CANON POLÍTICAMENTE CORRECTO
Las repercusiones del documental ponen en
perspectiva el complejo lugar que ocupa el último Great American Writer en
el país que se movió hasta hace no mucho con el lema de Make America
Great Again!, por ejemplo. La nota aparecida el pasado 5 de abril en
el New Yorker firmada por Hilton Als se pregunta hasta qué
punto era necesario hacer un documental en la señal pública de televisión, PBS,
sobre Hemingway, cuando podría haberse hecho uno de Faulkner, escritor que supo
entrever el núcleo supremacista blanco en el corazón de Estados Unidos. Como si
eso, en algún punto, hubiese dejado más tranquilo al público políticamente
correcto que se esconde en la acolchada integración de los demócratas. ¿Qué
incidencia puede tener eso realmente en un sistema que sigue violentando a la
comunidad afro-descendiente?

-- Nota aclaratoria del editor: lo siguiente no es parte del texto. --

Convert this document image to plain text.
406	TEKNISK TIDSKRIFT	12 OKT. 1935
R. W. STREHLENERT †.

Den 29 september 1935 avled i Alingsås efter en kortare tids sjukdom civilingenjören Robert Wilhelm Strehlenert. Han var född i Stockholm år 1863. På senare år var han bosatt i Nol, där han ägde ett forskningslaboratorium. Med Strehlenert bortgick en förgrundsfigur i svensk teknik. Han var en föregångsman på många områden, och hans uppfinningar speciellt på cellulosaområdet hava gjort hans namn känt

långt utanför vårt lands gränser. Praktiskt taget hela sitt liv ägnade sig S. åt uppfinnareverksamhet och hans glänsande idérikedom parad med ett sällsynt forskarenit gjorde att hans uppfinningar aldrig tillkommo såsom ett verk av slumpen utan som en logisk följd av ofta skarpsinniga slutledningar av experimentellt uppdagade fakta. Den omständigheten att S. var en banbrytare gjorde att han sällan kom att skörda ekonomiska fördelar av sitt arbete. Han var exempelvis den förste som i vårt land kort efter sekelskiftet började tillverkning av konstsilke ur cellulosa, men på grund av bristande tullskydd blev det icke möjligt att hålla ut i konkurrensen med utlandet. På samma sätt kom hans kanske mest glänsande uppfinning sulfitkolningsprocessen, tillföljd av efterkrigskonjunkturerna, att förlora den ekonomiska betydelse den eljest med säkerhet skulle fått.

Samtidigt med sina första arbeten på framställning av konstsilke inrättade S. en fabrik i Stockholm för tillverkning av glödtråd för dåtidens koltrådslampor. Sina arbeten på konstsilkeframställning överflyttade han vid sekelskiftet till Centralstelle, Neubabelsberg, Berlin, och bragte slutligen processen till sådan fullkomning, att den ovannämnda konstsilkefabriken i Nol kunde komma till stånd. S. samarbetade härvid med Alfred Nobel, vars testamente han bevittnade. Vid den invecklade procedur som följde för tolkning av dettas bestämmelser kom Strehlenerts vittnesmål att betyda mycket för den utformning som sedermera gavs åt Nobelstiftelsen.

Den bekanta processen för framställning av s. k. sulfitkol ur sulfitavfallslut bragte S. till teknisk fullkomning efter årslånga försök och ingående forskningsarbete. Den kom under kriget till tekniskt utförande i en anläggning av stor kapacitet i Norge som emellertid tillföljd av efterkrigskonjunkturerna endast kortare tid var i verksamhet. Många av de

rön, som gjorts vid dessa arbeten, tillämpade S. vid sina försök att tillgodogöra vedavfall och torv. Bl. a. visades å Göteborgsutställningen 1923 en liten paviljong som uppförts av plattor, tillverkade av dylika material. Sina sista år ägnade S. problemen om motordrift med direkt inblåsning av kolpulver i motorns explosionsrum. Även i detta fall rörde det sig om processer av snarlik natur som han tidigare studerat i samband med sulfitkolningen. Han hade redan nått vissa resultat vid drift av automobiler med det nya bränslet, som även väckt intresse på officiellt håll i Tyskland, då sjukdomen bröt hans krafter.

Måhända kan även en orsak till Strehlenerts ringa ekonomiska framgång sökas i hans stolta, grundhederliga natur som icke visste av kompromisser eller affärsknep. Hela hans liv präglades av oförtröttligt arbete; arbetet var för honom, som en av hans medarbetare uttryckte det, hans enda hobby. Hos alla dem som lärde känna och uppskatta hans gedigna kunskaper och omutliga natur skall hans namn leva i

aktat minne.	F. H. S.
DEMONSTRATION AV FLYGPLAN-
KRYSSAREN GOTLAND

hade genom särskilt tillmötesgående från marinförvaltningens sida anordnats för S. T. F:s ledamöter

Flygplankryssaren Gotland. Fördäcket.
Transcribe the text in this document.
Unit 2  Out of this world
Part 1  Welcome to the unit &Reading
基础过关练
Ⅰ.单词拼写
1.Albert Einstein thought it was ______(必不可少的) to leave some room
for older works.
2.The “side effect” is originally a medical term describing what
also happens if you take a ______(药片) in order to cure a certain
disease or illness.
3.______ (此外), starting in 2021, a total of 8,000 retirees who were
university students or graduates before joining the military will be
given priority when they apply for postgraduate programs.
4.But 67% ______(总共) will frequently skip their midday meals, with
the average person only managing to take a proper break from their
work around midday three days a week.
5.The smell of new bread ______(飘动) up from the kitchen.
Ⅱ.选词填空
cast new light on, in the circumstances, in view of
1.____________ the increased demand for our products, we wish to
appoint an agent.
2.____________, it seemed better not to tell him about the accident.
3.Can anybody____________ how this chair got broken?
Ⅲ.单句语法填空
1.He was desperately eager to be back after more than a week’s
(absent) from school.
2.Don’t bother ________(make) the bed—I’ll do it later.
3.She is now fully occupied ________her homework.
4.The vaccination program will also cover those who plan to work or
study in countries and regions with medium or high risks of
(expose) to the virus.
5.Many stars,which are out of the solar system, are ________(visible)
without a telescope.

Ninguno. Además, el tipo de crítica literaria que
aparece representado en estos espacios piensa, de manera burda, inmediata, la
relación entre la literatura y la sociedad. El propio Als se mofa al final de
su nota de Hemingway por copiar mal, según él, el estilo de Gertrude Stein,
cuya sexualidad menciona antes que su quehacer literario.
Gran parte de los especialistas en literatura
presentes en la obra de Burns y Novick interpretan lo que escribió Hemingway a
partir de su vida o, incluso, llegan a hablar del peso del alcoholismo en su
obra como si fueran doctores, medicalizando cuentos y novelas. La respuesta de
la intelectualidad norteamericana frente a su escritor definitivo, repleto de
contradicciones, es evidente: quiere “lavar sus culpas”, condenando los
aspectos turbios del artista, como si hubiese un intento retroactivo por
perdonarse, a ellos mismos, por el sistema que alguna vez lo canonizó como el
“macho” que aún representa en el imaginario mundial. Hemingway no
es sólo un documental sobre la obra del escritor, sobre su vida, sino que
muestra un modo preponderante en Estados Unidos (y, por extensión, en varios
espacios del resto del continente) por tapar el pasado con un rostro amable en
el presente. Burns y Novick “psicoanalizan” la escritura de Hemingway como un
modo de entender al hombre, para presentarlo, sutilmente, como un antecedente
del varón deconstruido. Misión imposible con él:
Ernest Hemingway sufre, en el último tramo de su vida, varios golpes afortunados (¡sobrevivió a dos accidentes aéreos en África!) que le dejaron secuelas mentales, como fuertes dolores de cabeza, visión borrosa o pérdida de la audición, y algo que en él era fundamental: la memoria. Con cambios de humor cada vez más notables y un comportamiento errático, sumado a un consumo de alcohol que crecía, sus últimos años fueron miserables. Acompañado por su última esposa, la que más sufrió el vínculo, se suicidó tal como lo hizo su padre, hacía ya tanto tiempo. Con un escopetazo, terminó así la vida de un ganador del Nobel, de alguien que, como aparece mencionado en el documental, cambió los muebles de la habitación de la literatura norteamericana. Y luego, mal o bien, todos los que vinieron después en ese mundo literario tuvieron, tienen que vivir en la habitación que él mismo diseñó. O escaparse de ella para siempre.